Per le elezioni presidenziali New York City sembra essersi messa il vestito buono. La mattina è tersa, e il freddo della notte lascia il posto a una giornata tiepida. Il quartiere cammina, su e giù lungo le arterie principali che, salendo dalla Manhattan della finanza e dei quartieri di intellettuali e professionisti portano in cima all’isola, dove un ponte collega con il Bronx e nei campetti da basket giovani fenomeni si sfidano in partite infinite. Su Malcom X Avenue, grande corridoio che da sopra il central park attraversa tutto il cuore nero di Manhattan, sono ovunque abbracci, strette di mano e qualcuno non bada alla scaramanzia. «Non ho mai votato, mai, neanche la scorsa volta» dice un afroamericano attorno ai 50. «E voto Obama, questa volta è più importante della scorsa volta». E come mai? «Perché l’altra volta chi ha votato Obama ha fatto vincere un sogno, stavolta bisogna dimostrare che il sogno è realtà, è concretezza, è politica e che le riforme di Obama e la sua sanità pubblica ci piacciono e ce le vogliamo tenere ben strette».

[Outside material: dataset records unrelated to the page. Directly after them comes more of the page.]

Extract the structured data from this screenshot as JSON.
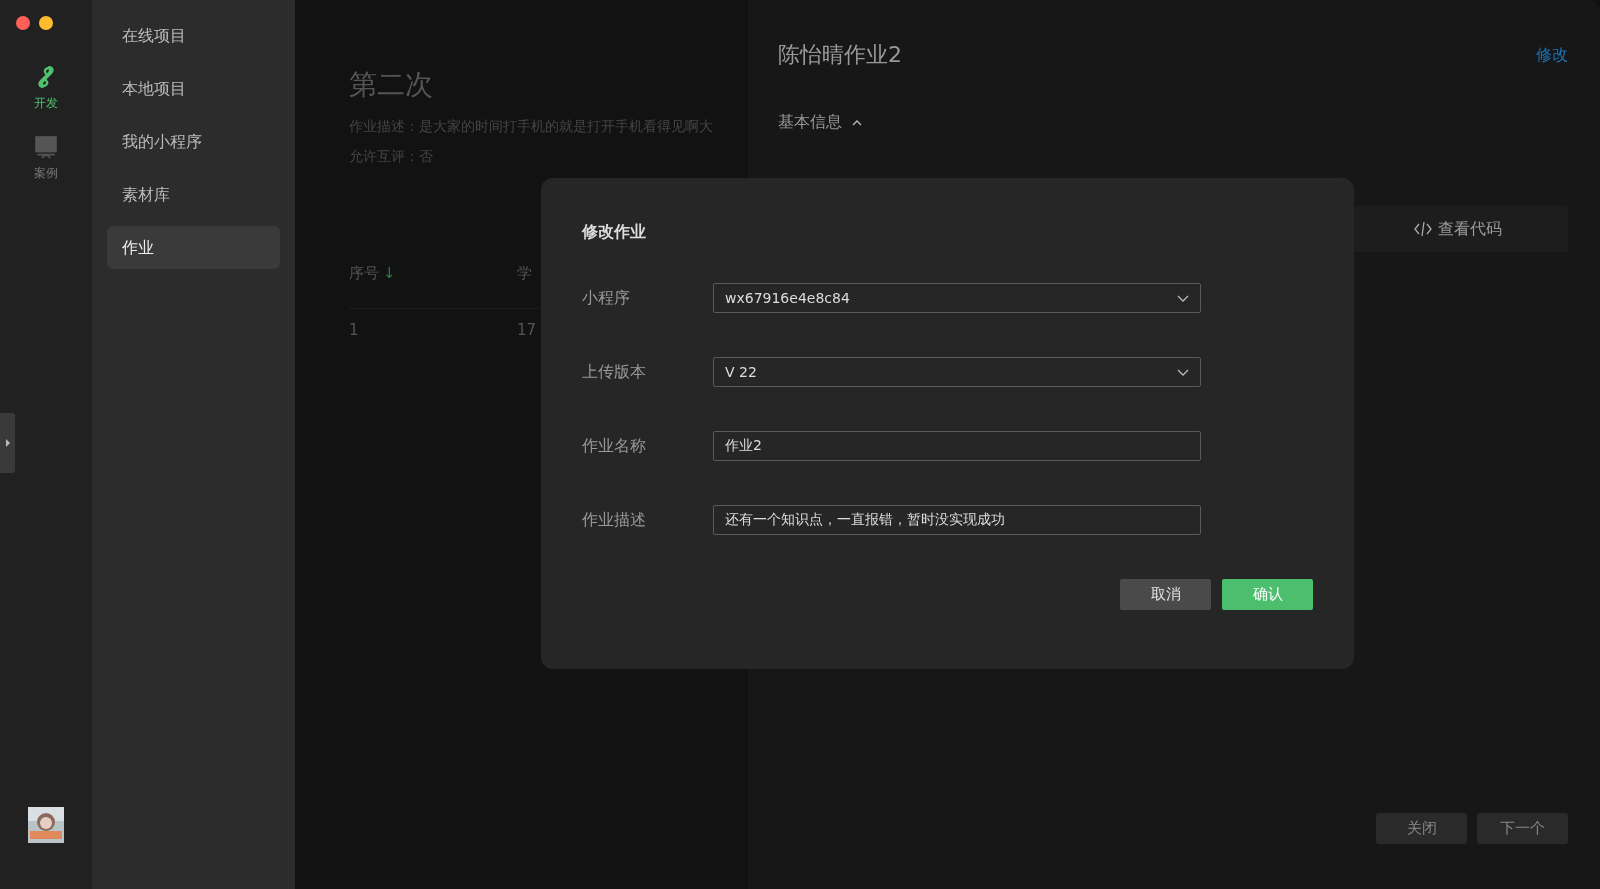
{
  "rail": {
    "items": [
      {
        "label": "开发",
        "kind": "develop",
        "selected": true
      },
      {
        "label": "案例",
        "kind": "cases",
        "selected": false
      }
    ]
  },
  "sidebar": {
    "items": [
      {
        "label": "在线项目",
        "selected": false
      },
      {
        "label": "本地项目",
        "selected": false
      },
      {
        "label": "我的小程序",
        "selected": false
      },
      {
        "label": "素材库",
        "selected": false
      },
      {
        "label": "作业",
        "selected": true
      }
    ]
  },
  "main": {
    "title": "第二次",
    "description": "作业描述：是大家的时间打手机的就是打开手机看得见啊大",
    "peer_review": "允许互评：否",
    "table": {
      "columns": [
        {
          "label": "序号",
          "sort_icon": "↓"
        },
        {
          "label": "学"
        }
      ],
      "rows": [
        [
          "1",
          "17"
        ]
      ]
    }
  },
  "detail": {
    "title": "陈怡晴作业2",
    "edit_link": "修改",
    "section": "基本信息",
    "section_expanded": true,
    "view_code": "查看代码",
    "buttons": [
      "关闭",
      "下一个"
    ]
  },
  "dialog": {
    "title": "修改作业",
    "fields": [
      {
        "label": "小程序",
        "value": "wx67916e4e8c84",
        "kind": "select"
      },
      {
        "label": "上传版本",
        "value": "V 22",
        "kind": "select"
      },
      {
        "label": "作业名称",
        "value": "作业2",
        "kind": "text"
      },
      {
        "label": "作业描述",
        "value": "还有一个知识点，一直报错，暂时没实现成功",
        "kind": "text"
      }
    ],
    "buttons": [
      {
        "label": "取消",
        "kind": "secondary"
      },
      {
        "label": "确认",
        "kind": "primary"
      }
    ]
  }
}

«Ho 21 anni, è la mia prima volta» sorride una ragazza bianca, l’unica bianca che entra ed esce da un’affollatissima sezione elettorale. Neanche il tempo di chiedere per chi ha votato: «Per Obama, naturalmente». Scandisce le parole forti e chiare, alla faccia della riservatezza e del voto e nel capannello di giovani afroamericani che stanno lì, all’altro ingresso, scoppia un piccolo applauso. Più scaramantici, invece, al comitato democratico del quartiere. Niente commenti, niente dati, tanti sorrisi e un ferreo «Passa dopo le 8 di stasera e vediamo». I volontari per Obama sanno bene che il punto di osservazione di New York in generale e di Harlem in particolare non va preso per buono. Qui il presidente uscente è come fosse di casa, e sembra davvero che il sogno incarnato quattro anni fa non possa in alcun caso svanire. Ma la partita si gioca da un’altra parte, e per essere sicuri di poter festa come si deve a Harlem sarà importante tenere il fiato sospeso fino a quando gli stati in bilico – Florida e Ohio su tutti – non emetteranno un verdetto che vale ben oltre i loro confini.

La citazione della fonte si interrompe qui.